To find the change in velocity of the car, we need to calculate the vector difference between the initial and final velocities. We can do this by subtracting the initial velocity vector from the final velocity vector.
Let's assume that the positive x-axis points east and the positive y-axis points north. Then the initial velocity of the car can be represented as:
v1 = 15 m/s * north
And the final velocity of the car can be represented as:
v2 = 18 m/s * east
To calculate the change in velocity, we need to subtract the initial velocity vector from the final velocity vector:
Δv = v2 - v1
Δv = (18 m/s * east) - (15 m/s * north)
To add or subtract vectors, we need to resolve them into their x and y components. The x component represents the vector's magnitude in the east-west direction, while the y component represents the vector's magnitude in the north-south direction.

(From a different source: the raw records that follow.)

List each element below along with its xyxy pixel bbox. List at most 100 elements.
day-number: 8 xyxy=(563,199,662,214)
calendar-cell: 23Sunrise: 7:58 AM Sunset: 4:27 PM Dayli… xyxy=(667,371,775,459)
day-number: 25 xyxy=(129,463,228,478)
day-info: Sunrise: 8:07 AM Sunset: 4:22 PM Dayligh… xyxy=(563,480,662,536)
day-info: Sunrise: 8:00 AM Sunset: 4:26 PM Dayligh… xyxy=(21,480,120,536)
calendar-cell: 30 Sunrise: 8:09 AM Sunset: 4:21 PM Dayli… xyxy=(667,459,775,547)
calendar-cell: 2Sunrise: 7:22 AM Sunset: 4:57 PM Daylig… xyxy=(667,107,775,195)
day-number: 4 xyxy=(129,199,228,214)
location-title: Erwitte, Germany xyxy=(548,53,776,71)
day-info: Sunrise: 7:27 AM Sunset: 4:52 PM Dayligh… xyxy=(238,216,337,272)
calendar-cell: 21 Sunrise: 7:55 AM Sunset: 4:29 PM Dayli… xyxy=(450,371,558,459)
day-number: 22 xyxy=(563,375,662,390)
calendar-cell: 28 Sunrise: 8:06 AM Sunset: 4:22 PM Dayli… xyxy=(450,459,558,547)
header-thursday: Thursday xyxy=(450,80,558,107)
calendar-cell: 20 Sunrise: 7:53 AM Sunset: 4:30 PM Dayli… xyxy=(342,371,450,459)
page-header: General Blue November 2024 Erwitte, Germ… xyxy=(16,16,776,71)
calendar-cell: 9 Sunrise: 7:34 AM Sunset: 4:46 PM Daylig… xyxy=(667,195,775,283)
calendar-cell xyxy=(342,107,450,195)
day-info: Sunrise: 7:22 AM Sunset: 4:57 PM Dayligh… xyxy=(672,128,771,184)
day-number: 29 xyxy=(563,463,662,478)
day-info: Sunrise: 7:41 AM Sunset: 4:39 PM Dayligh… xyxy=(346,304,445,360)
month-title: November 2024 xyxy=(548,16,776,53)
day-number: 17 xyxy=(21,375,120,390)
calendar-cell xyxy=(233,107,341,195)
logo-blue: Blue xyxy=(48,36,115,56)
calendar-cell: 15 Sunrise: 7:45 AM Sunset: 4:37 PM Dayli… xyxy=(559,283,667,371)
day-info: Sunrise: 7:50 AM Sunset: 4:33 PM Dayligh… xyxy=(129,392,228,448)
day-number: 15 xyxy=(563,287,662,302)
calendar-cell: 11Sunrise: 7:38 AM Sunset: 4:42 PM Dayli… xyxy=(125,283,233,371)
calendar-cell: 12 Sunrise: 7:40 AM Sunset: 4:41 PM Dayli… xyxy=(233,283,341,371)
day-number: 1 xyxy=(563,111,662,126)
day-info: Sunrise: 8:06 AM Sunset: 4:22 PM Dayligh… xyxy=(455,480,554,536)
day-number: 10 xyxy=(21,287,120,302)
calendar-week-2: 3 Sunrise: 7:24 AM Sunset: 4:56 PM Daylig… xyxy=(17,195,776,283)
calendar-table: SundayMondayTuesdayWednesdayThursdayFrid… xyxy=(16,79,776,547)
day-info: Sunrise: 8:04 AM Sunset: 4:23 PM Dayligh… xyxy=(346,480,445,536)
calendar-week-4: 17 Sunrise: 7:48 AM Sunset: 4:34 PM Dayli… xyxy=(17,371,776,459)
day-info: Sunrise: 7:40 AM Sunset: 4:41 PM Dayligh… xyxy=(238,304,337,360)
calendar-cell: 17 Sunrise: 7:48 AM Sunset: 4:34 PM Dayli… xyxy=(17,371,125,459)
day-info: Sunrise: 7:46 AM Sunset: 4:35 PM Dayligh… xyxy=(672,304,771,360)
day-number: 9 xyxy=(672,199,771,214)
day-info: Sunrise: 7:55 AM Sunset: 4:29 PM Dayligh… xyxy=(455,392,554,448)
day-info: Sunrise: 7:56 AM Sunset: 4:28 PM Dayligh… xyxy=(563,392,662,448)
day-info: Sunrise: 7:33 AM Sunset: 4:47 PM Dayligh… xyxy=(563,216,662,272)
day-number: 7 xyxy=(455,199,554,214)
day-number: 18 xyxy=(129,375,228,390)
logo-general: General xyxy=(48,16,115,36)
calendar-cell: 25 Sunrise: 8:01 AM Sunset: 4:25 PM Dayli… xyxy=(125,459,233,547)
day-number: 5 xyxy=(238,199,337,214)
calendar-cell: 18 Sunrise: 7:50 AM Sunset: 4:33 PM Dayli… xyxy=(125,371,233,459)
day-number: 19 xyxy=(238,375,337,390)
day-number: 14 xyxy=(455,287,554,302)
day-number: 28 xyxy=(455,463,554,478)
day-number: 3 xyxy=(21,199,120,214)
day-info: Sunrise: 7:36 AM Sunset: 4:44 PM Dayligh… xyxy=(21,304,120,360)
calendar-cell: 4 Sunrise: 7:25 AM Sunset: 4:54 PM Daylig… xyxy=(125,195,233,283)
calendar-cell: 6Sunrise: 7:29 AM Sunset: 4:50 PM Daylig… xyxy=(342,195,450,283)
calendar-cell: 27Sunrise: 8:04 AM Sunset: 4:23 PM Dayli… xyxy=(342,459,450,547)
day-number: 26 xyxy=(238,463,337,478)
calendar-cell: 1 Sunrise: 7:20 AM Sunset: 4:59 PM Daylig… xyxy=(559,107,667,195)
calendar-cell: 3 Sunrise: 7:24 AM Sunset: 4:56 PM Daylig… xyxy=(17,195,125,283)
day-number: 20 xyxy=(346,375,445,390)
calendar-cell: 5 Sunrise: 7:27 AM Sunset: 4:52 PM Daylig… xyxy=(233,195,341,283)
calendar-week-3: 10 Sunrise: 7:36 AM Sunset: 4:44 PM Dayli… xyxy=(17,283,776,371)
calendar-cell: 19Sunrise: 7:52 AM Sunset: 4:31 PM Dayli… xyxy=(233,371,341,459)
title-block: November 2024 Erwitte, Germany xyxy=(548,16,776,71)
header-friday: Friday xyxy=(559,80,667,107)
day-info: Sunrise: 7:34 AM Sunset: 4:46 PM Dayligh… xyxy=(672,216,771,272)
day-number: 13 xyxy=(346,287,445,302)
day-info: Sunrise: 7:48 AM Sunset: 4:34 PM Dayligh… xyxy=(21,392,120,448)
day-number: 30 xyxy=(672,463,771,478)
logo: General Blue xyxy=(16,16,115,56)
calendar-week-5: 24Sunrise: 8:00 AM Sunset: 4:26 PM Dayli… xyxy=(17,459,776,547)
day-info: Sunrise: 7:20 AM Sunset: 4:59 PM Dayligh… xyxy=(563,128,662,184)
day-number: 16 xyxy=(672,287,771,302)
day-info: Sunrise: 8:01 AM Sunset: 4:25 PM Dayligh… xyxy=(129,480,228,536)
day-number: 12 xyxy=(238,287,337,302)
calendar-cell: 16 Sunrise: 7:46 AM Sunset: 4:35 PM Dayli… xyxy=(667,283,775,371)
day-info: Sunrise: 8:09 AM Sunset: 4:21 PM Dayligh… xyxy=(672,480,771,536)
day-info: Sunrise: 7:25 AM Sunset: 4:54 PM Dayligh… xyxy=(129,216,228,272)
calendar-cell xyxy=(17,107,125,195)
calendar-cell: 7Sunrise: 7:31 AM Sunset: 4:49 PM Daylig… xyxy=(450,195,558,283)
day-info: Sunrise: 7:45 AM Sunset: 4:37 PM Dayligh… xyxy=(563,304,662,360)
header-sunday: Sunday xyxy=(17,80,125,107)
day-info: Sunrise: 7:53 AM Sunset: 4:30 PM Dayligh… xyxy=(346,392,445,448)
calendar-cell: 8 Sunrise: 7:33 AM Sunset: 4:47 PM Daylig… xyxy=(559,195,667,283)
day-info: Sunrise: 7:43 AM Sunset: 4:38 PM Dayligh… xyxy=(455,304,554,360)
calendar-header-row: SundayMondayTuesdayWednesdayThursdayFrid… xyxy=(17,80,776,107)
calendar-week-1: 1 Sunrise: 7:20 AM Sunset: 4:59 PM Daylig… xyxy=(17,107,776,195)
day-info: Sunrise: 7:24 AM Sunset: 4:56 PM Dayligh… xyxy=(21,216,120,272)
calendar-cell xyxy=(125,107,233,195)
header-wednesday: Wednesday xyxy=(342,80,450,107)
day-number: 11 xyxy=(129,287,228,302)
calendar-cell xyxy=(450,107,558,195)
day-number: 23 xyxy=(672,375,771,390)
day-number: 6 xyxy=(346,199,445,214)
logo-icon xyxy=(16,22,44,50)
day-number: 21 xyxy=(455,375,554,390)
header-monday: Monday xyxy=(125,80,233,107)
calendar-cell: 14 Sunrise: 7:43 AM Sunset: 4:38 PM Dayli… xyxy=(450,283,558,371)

The magnitude of the x component of Δv is:
Δvx = 18 m/s * cos(90°) - 15 m/s * cos(0°)
Δvx = 0 - 15 m/s
Δvx = -15 m/s
The magnitude of the y component of Δv is:
Δvy = 18 m/s * sin(90°) - 15 m/s * sin(0°)
Δvy = 18 m/s - 0
Δvy = 18 m/s
Therefore, the change in velocity of the car is:
Δv = -15 m/s * north + 18 m/s * east
This means that the car's velocity changed by 15 m/s in the northward direction and 18 m/s in the eastward direction. The magnitude of Δv can be calculated using the Pythagorean theorem:
|Δv| = sqrt((-15 m/s)^2 + (18 m/s)^2)
|Δv| = 22.8 m/s
So the magnitude of the change in velocity is 22.8 m/s, and the direction of the change is 53.1 degrees east of north.